Dirac {kerntools} | R Documentation |
Kernels for categorical variables
Description
From a matrix or data.frame with dimension NxD, where N>1, D>0, 'Dirac()' computes the simplest kernel for categorical data. Samples should be in the rows and features in the columns. When there is a single feature, 'Dirac()' returns 1 if the category (or class, or level) is the same in two given samples, and 0 otherwise.
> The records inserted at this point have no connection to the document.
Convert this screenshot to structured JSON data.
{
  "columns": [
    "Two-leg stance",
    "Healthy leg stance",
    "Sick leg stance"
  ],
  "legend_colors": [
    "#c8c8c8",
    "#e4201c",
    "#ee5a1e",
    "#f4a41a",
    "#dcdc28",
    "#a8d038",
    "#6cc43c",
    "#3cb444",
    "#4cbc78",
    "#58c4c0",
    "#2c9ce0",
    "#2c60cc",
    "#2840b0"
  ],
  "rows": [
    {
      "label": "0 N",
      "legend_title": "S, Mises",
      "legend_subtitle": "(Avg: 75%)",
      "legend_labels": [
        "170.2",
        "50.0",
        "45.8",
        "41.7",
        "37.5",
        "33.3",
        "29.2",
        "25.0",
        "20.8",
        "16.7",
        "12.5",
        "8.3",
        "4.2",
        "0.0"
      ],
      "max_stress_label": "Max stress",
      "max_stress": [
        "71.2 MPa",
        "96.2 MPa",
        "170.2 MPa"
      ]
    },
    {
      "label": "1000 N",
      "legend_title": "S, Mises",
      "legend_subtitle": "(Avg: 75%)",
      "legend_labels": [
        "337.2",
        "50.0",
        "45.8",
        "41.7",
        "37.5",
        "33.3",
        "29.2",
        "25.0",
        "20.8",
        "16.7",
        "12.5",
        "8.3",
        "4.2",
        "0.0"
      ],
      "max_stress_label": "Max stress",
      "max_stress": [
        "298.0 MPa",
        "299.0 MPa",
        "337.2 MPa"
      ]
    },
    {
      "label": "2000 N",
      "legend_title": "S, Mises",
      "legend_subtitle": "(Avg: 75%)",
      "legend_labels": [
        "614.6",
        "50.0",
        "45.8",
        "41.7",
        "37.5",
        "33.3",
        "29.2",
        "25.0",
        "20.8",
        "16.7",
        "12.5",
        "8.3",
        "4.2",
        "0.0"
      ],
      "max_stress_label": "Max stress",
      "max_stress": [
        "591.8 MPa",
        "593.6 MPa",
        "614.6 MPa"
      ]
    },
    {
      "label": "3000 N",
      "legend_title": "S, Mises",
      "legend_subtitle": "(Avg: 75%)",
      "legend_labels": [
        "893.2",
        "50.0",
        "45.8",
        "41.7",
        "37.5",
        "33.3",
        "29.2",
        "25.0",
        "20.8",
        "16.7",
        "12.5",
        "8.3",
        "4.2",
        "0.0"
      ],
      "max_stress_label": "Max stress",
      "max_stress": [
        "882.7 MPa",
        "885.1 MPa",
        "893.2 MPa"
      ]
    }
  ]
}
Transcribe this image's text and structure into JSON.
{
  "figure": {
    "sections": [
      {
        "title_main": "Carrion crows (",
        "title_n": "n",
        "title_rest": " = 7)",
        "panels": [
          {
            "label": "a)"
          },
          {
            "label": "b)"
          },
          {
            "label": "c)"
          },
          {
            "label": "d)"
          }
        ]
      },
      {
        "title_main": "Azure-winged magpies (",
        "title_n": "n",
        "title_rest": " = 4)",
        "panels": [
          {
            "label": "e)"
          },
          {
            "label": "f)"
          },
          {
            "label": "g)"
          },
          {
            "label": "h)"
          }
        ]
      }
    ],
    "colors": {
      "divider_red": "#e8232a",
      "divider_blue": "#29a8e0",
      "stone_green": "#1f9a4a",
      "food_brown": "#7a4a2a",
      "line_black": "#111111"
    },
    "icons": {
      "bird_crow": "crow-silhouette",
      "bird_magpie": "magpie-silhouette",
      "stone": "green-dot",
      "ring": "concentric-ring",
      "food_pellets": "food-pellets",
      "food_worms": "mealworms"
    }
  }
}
Instead, when D>1, the results for the D features are combined doing a sum, a mean, or a weighted mean.
Usage
Dirac(X, comp = "mean", coeff = NULL, feat_space = FALSE)
Arguments
X |
Matrix (class "character") or data.frame (class "character", or columns = "factor"). The elements in X are assumed to be categorical in nature. |
comp |
When D>1, this argument indicates how the variables of the dataset are combined. Options are: "mean", "sum" and "weighted". (Defaults: "mean")
|
coeff |
(optional) A vector of weights with length D. |
feat_space |
If FALSE, only the kernel matrix is returned. Otherwise, the feature space is also returned. (Defaults: FALSE). |
Value
Kernel matrix (dimension: NxN), or a list with the kernel matrix and the feature space.
References
Belanche, L. A., and Villegas, M. A. (2013). Kernel functions for categorical variables with application to problems in the life sciences. Artificial Intelligence Research and Development (pp. 171-180). IOS Press. Link
Examples
# Categorical data
summary(CO2)
Kdirac <- Dirac(CO2[,1:3])
## Display a subset of the kernel matrix:
Kdirac[c(1,15,50,65),c(1,15,50,65)]